How do you determine if bankruptcy is necessary or helpful for your situation?
First, is the business a corporation, a partnership, or a proprietorship?
Corporations, limited liability companies and partnerships are legal entities separate from their shareholders or partners. They can file Chapter 7 or Chapter 11 bankruptcy in their own right. In a partnership’s Chapter 7 case and in some limited liability companies, the trustee can sue the general partners of the partnership if the partnership’s assets are insufficient to pay all claims for the amount by which the partnership assets fall short of partnership debts. 11 U.S.C. 723.
As a result, partners may be facing a suit by a well funded trustee suing for the benefit of all creditors of the partnership.
Get good advice before contemplating a partnership bankruptcy.
- Proprietorships are just an extension of the owner: they can’t file bankruptcy alone: the proprietor must file bankruptcy, since the assets and the liabilities of the business are really just one form of assets of the proprietor. The individual owner may file Chapter 7, Chapter 11 or Chapter 13 (if the debt limits are met). See Chapter 13
Should the business be reorganized or liquidated?
To answer this question, you have to know what has caused the problems the business now faces and what are the prospects for change:
- Reorganization can’t create a market; increase gross revenue, or make up for a poor fit between the skills available and the skills required to run the business.
- Reorganization could free up cash from servicing the old debt to permit current operations; permit rejection of leases or contracts that are no longer advantageous (an expensive facility lease or improvident equipment purchase); or prevent the loss of vital assets or cash to creditor collection actions.
In between Chapter 7 liquidation and reorganization, a liquidating Chapter 13 or Chapter 11 could provide a breathing space for the owners to sell the business as a going concern or or its assets in something other than a fire sale.
The resulting proceeds could pay taxes or unpaid salaries; sale of the business could provide ongoing jobs for the work force under new ownership. The bankruptcy could then be converted to Chapter 7 or dismissed if bankruptcy protection is no longer needed. The court will probably condition dismissal of the case on payment to creditors of the sale proceeds.
Does management have the resources and desire to engage in the reorganization process?
Bankruptcy reorganization in Chapter 11 requires significant time on the part of the owners and managers to comply with the requirements of the bankruptcy system, interface with counsel, and negotiate with creditors. It is usually expensive as well.
The “bankruptcy bargain” is that, in exchange for the protection of the automatic stay and other bankruptcy protections, the debtor provides full disclosure of its financial condition to creditors and the court, both at the beginning of the case and on a monthly basis thereafter, and operates as a fiduciary for its creditors while the bankruptcy is ongoing.

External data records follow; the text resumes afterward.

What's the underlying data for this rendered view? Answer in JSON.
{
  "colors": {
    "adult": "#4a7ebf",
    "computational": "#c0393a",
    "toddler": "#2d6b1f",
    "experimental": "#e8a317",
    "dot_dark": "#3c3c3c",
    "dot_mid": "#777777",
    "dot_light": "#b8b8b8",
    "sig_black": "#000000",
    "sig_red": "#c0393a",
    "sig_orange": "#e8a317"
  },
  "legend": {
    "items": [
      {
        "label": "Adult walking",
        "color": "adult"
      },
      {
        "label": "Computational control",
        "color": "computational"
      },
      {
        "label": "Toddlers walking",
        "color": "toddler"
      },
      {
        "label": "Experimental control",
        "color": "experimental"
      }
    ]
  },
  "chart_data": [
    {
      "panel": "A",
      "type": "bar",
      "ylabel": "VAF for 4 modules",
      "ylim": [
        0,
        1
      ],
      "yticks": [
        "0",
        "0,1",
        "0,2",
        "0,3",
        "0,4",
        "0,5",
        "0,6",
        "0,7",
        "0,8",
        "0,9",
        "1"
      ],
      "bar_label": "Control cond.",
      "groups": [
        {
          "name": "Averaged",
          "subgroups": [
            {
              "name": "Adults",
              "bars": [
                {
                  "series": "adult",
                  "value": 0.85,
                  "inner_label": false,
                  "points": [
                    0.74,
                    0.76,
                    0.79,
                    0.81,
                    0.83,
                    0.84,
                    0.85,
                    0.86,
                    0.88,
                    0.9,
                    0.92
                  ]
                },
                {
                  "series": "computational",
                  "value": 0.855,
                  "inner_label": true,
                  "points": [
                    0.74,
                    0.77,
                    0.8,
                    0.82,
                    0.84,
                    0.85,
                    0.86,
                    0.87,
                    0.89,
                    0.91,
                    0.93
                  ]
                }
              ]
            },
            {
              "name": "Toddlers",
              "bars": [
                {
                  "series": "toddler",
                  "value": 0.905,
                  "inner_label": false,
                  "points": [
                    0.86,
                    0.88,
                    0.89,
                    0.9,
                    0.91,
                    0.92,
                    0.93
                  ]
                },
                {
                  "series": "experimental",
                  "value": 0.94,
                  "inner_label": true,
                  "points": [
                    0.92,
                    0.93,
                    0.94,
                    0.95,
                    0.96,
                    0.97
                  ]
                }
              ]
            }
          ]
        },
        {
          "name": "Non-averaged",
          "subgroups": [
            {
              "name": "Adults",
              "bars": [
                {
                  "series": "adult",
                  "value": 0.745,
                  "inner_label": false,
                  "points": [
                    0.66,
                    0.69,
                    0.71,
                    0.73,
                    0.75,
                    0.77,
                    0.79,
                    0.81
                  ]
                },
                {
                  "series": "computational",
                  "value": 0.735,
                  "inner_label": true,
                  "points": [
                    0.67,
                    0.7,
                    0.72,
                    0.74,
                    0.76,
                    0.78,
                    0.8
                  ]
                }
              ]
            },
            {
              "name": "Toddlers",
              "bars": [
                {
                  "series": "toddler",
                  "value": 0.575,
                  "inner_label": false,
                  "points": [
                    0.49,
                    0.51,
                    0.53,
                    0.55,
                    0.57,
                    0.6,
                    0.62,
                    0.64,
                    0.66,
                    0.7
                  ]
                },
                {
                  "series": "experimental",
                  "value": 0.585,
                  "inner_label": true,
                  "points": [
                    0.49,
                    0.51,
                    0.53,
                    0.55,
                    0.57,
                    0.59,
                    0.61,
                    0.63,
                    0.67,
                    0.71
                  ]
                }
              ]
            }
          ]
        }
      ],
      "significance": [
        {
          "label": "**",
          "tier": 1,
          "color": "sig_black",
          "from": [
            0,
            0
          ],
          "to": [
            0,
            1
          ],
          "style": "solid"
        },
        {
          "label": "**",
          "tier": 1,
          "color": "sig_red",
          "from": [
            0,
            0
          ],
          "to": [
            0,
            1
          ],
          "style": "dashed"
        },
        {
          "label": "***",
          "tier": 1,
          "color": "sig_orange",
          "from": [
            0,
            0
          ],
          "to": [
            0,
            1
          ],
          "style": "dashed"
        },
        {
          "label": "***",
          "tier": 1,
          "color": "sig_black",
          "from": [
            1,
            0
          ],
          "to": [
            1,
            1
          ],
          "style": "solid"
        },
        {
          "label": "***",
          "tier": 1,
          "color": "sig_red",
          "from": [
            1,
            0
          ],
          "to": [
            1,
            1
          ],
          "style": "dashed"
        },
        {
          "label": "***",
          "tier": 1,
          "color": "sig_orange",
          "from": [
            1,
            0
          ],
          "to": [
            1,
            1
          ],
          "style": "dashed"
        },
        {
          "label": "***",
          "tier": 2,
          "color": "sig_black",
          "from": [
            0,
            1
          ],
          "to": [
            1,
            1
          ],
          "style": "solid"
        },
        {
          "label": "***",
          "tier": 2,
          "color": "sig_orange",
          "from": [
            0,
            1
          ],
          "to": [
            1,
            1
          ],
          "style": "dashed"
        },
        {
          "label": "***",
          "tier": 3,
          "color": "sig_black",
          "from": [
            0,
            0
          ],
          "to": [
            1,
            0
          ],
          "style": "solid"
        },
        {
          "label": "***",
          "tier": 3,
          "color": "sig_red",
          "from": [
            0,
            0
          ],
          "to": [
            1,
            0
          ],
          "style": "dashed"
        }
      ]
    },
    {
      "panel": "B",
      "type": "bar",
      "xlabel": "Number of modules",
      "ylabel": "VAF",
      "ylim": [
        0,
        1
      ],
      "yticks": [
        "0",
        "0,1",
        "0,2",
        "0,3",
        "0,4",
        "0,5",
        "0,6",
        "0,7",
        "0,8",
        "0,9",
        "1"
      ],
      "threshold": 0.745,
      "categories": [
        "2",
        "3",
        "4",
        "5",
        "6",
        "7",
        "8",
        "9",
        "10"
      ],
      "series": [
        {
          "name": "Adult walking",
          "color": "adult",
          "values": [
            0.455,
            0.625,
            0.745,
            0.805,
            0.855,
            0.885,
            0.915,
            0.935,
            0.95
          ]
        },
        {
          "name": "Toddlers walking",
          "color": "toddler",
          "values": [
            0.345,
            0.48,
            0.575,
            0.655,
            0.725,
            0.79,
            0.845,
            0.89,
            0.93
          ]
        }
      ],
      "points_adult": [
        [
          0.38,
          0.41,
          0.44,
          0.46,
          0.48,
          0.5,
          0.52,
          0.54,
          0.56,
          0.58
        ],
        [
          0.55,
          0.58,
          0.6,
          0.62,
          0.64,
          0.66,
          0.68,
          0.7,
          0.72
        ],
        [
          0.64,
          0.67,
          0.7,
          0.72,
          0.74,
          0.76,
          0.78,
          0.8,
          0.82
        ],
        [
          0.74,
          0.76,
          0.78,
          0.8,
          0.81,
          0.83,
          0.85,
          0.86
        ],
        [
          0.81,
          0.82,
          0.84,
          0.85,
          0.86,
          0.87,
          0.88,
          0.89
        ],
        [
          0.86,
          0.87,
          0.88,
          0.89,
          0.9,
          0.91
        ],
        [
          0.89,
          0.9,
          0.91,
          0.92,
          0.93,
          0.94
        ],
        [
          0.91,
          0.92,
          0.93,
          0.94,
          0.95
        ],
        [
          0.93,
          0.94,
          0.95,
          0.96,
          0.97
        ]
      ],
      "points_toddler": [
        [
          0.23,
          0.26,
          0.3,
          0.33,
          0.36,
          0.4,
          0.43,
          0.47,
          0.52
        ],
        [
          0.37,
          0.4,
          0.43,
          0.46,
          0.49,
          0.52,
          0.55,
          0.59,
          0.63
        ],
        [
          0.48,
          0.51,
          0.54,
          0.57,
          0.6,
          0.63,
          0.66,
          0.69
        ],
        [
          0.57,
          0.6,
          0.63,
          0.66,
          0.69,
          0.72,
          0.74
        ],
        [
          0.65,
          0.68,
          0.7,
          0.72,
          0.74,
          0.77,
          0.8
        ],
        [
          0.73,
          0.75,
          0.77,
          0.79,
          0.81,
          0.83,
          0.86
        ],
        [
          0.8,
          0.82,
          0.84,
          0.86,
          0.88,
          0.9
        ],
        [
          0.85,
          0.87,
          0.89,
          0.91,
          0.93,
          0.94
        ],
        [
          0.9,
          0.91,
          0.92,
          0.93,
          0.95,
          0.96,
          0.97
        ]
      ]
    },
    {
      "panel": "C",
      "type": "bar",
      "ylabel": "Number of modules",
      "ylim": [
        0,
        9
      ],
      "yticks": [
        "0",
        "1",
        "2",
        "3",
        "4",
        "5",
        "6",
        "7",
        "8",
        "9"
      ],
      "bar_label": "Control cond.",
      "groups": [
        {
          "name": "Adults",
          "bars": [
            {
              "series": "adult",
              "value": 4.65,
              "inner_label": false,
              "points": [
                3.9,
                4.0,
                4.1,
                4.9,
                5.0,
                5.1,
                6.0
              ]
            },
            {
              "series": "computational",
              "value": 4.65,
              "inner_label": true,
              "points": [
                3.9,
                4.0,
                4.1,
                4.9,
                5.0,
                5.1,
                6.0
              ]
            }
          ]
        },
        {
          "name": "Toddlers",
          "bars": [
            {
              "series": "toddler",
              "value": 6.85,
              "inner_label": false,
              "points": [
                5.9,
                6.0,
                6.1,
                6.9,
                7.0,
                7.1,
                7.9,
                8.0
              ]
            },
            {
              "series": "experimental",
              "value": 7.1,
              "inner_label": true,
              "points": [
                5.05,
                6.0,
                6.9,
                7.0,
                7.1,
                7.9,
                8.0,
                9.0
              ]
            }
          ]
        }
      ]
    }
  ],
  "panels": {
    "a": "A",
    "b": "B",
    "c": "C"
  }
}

A reorganization can drain an already stressed organization of management’s time to participate in bankruptcy proceedings and money since the legal expenses are significant.
Most reorganizations fail, usually for lack of a real plan to solve the problems.
Is the business one that the owners could start up again after a liquidation of the current business?
Businesses that require little capital, have few assets, or are really just extensions of the owner’s skills and personality are ones that it may not pay to reorganize. The owners may be better off liquidating the business, in or out of bankruptcy, and starting over in a fresh entity.
This can be a complex issue and requires good professional advice to do correctly.
When Chapter 7 is best
A Chapter 7, whether for the individual or a corporation, may be the best choice when
- the business has no future,
- it has no substantial assets or qualities that cannot be reproduced after bankruptcy, or
- the debts are so overwhelming that restructuring them is not feasible.
Individuals can get a discharge of the dischargeable debts and a chance to start over.
Corporations don’t get discharges, so a corporation won’t get a fresh start in a Chapter 7, the way an individual does. Nonetheless, a Chapter 7 can provide an orderly liquidation under the direction of the trustee and at no expense to the shareholders. Creditors are assured that they will be paid to the extent of the assets available and the priority of their claim. Former management is assured that the assets that are available go (after the expenses of the Chapter 7) to pay taxes for which the individuals may be liable.
If a business is in financial trouble and may be looking at a bankruptcy, It may be important for the owners and officers of the business to consult with a bankruptcy attorney, well before a bankruptcy has been decided on. Activities of the business prior to the filing of the bankruptcy can result in significant liability for the owners and officers.
What owners and officers need to know
When business isn’t going well and management is evaluating survival strategies and contingencies for closing, consider the the following:
When an employer deducts taxes and social security contributions from employee wages, the employer becomes a fiduciary for that money which belongs to the employee. “Loaning” the business the money due Uncle Sam from employees’ paychecks makes the responsible corporate officers personally liable for the trust fund taxes not paid to the taxing authority.
Sales taxes are trust fund taxes in some jurisdictions, as well.
No longer liable to ownership, corporate officers owe duties to creditors when a corporation becomes insolvent.
Repayments to relatives and business decision-makers on their claims against the debtor can be recovered by the bankruptcy trustee under certain circumstances as preferences.